More likely this only happens several months later, in 2028, and at that point there’s the better Rubin Ultra NVL576 (Kyber) coming out, so that’s a reason to avoid tying up the $150bn in capital in the inferior non-Ultra Rubin NVL144 racks and instead wait for Rubin Ultra, only expending somewhat less than $150bn on non-Ultra Rubin NVL144 in 2027, meaning only a ~2e28 BF16 FLOPs model in 2027 (and at this lower level of buildout it’s more likely to actually happen in 2027). Of course the AI 2027 timeline assumes all-encompassing capability progress in 2027, which means AI companies won’t be saving money for next year, but hardware production still needs to ramp, money won’t be able to speed it up that much on the timescale of months.
- SorenJ 8 Apr 2025 18:12 UTC
  1 point
  0
  Parent
  Thank you very much, this is so helpful! I want to know if I am understanding things correctly again, so please correct me if I am wrong on any of the following:
  By “used for inference,” this just means basically letting people use the model? Like when I go to the chatgpt website, I am using the datacenter campus computers that were previously used for training? (Again, please forgive my noobie questions.)
  
  For 2025, Abilene is building a 100,000-chip campus. This is plausibly around the same number of chips that were used to train the~3e26 FLOPs GPT4.5 at the Goodyear campus. However, the Goodyear campus was using H100 chips, but Abilene will be using Blackwell NVL72 chips. These improved chips means that for the same number of chips we can now train a 1e27 FLOPs model instead of just a 3e26 model. The chips can be built by summer 2025, and a new model trained by around end of year 2025.
  
  1.5 years after the Blackwell chips, the new Rubin chip will arrive. The time is now currently ~2027.5.
  
  Now a few things need to happen:
  1. The revenue growth rate from 2024 to 2025 of 3x/year continues to hold. In that case, after 1.5 years, we can expect $60bn in revenue by 2027.5.
  2. The ‘raised money’ : ‘revenue’ ratio of $30bn : $12bn in 2025 holds again. In that case we have $60bn x 2.5 = $150bn.
  3. The decision would need to be made to purchase the $150 bn worth of Rubin chips (and Nvidia would need to be able to supply this.)
  More realistically, assuming (1) and (2) hold, it makes more sense to wait until the Rubin Ultra comes out to spend the $150bn on.
  Or, some type of mixed buildout would occur, some of that $150bn in 2027.5 would use the Rubin non-Ultra to train a 2e28 FLOPs model, and the remainder would be used to build an even bigger model in 2028 that uses Rubin Ultra.

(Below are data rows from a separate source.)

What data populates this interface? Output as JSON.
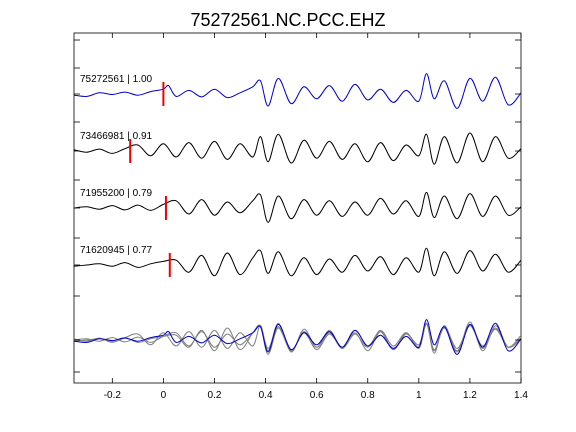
{
  "chart_data": {
    "type": "line",
    "title": "75272561.NC.PCC.EHZ",
    "xlabel": "",
    "ylabel": "",
    "xlim": [
      -0.35,
      1.4
    ],
    "xticks": [
      -0.2,
      0,
      0.2,
      0.4,
      0.6,
      0.8,
      1,
      1.2,
      1.4
    ],
    "xtick_labels": [
      "-0.2",
      "0",
      "0.2",
      "0.4",
      "0.6",
      "0.8",
      "1",
      "1.2",
      "1.4"
    ],
    "grid": false,
    "colors": {
      "primary": "#0000cc",
      "other": "#000000",
      "pick": "#ee0000",
      "overlay": "#808080"
    },
    "series": [
      {
        "name": "75272561 | 1.00",
        "color": "#0000cc",
        "pick_time": 0.0,
        "x": [
          -0.35,
          -0.3,
          -0.25,
          -0.2,
          -0.15,
          -0.1,
          -0.05,
          0,
          0.02,
          0.05,
          0.1,
          0.15,
          0.2,
          0.25,
          0.3,
          0.35,
          0.38,
          0.41,
          0.45,
          0.5,
          0.55,
          0.6,
          0.65,
          0.7,
          0.75,
          0.8,
          0.85,
          0.9,
          0.95,
          1,
          1.03,
          1.06,
          1.1,
          1.15,
          1.2,
          1.25,
          1.3,
          1.35,
          1.4
        ],
        "y": [
          -0.05,
          -0.1,
          0.05,
          -0.02,
          0.08,
          -0.05,
          0.1,
          0.2,
          0.35,
          -0.1,
          0.15,
          -0.12,
          0.2,
          -0.15,
          0.05,
          0.3,
          0.55,
          -0.5,
          0.65,
          -0.4,
          0.3,
          -0.2,
          0.35,
          -0.3,
          0.4,
          -0.25,
          0.2,
          -0.35,
          0.15,
          -0.3,
          0.85,
          -0.2,
          0.55,
          -0.6,
          0.65,
          -0.3,
          0.7,
          -0.45,
          0.05
        ]
      },
      {
        "name": "73466981 | 0.91",
        "color": "#000000",
        "pick_time": -0.13,
        "x": [
          -0.35,
          -0.3,
          -0.25,
          -0.2,
          -0.15,
          -0.1,
          -0.05,
          0,
          0.05,
          0.1,
          0.15,
          0.2,
          0.25,
          0.3,
          0.35,
          0.38,
          0.41,
          0.45,
          0.5,
          0.55,
          0.6,
          0.65,
          0.7,
          0.75,
          0.8,
          0.85,
          0.9,
          0.95,
          1,
          1.03,
          1.06,
          1.1,
          1.15,
          1.2,
          1.25,
          1.3,
          1.35,
          1.4
        ],
        "y": [
          0.05,
          -0.05,
          0.08,
          -0.1,
          0.1,
          0.25,
          -0.2,
          0.3,
          -0.25,
          0.35,
          -0.3,
          0.4,
          -0.35,
          0.3,
          -0.25,
          0.6,
          -0.45,
          0.7,
          -0.5,
          0.45,
          -0.3,
          0.4,
          -0.35,
          0.3,
          -0.45,
          0.35,
          -0.4,
          0.25,
          -0.2,
          0.7,
          -0.55,
          0.6,
          -0.5,
          0.75,
          -0.45,
          0.6,
          -0.3,
          0.1
        ]
      },
      {
        "name": "71955200 | 0.79",
        "color": "#000000",
        "pick_time": 0.01,
        "x": [
          -0.35,
          -0.3,
          -0.25,
          -0.2,
          -0.15,
          -0.1,
          -0.05,
          0,
          0.05,
          0.1,
          0.15,
          0.2,
          0.25,
          0.3,
          0.35,
          0.38,
          0.41,
          0.45,
          0.5,
          0.55,
          0.6,
          0.65,
          0.7,
          0.75,
          0.8,
          0.85,
          0.9,
          0.95,
          1,
          1.03,
          1.06,
          1.1,
          1.15,
          1.2,
          1.25,
          1.3,
          1.35,
          1.4
        ],
        "y": [
          0.0,
          0.05,
          -0.05,
          0.1,
          -0.08,
          0.12,
          -0.1,
          0.15,
          0.3,
          -0.25,
          0.35,
          -0.3,
          0.25,
          -0.2,
          0.3,
          0.55,
          -0.6,
          0.5,
          -0.45,
          0.35,
          -0.3,
          0.3,
          -0.35,
          0.25,
          -0.3,
          0.4,
          -0.25,
          0.3,
          -0.35,
          0.65,
          -0.4,
          0.5,
          -0.45,
          0.6,
          -0.35,
          0.5,
          -0.3,
          0.05
        ]
      },
      {
        "name": "71620945 | 0.77",
        "color": "#000000",
        "pick_time": 0.025,
        "x": [
          -0.35,
          -0.3,
          -0.25,
          -0.2,
          -0.15,
          -0.1,
          -0.05,
          0,
          0.05,
          0.1,
          0.15,
          0.2,
          0.25,
          0.3,
          0.35,
          0.38,
          0.41,
          0.45,
          0.5,
          0.55,
          0.6,
          0.65,
          0.7,
          0.75,
          0.8,
          0.85,
          0.9,
          0.95,
          1,
          1.03,
          1.06,
          1.1,
          1.15,
          1.2,
          1.25,
          1.3,
          1.35,
          1.4
        ],
        "y": [
          -0.05,
          0.0,
          0.05,
          -0.05,
          0.1,
          -0.1,
          0.05,
          0.15,
          0.2,
          -0.3,
          0.4,
          -0.45,
          0.5,
          -0.4,
          0.3,
          0.6,
          -0.35,
          0.55,
          -0.45,
          0.3,
          -0.4,
          0.25,
          -0.3,
          0.4,
          -0.25,
          0.35,
          -0.4,
          0.3,
          -0.3,
          0.7,
          -0.45,
          0.55,
          -0.35,
          0.6,
          -0.25,
          0.45,
          -0.3,
          0.2
        ]
      }
    ]
  }
}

  - Vladimir_Nesov 8 Apr 2025 18:41 UTC
    3 points
    0
    Parent
    “Revenue by 2027.5” needs to mean “revenue between summer 2026 and summer 2027″. And the time when the $150bn is raised needs to be late 2026, not “2027.5”, in order to actually build the thing by early 2027 and have it completed for several months already by mid to late 2027 to get that 5e28 BF16 FLOPs model. Also Nvidia would need to have been expecting this or similar sentiment elsewhere months to years in advance, as everyone in the supply chain can be skeptical that this kind of money actually materializes by 2027, and so that they need to build additional factories in 2025-2026 to meet the hypothetical demand of 2027.
    
    By “used for inference,” this just means basically letting people use the model?
    
    It means using the compute to let people use various models, not necessarily this one, while the model itself might end up getting inferenced elsewhere. Numerous training experiments can also occupy a lot of GPU-time, but they will be smaller than the largest training run, and so the rest of the training system can be left to do other things. In principle some AI companies might offer cloud provider services and sell the time piecemeal on the older training systems that are no longer suited for training frontier models, but very likely they have a use for all that compute themselves.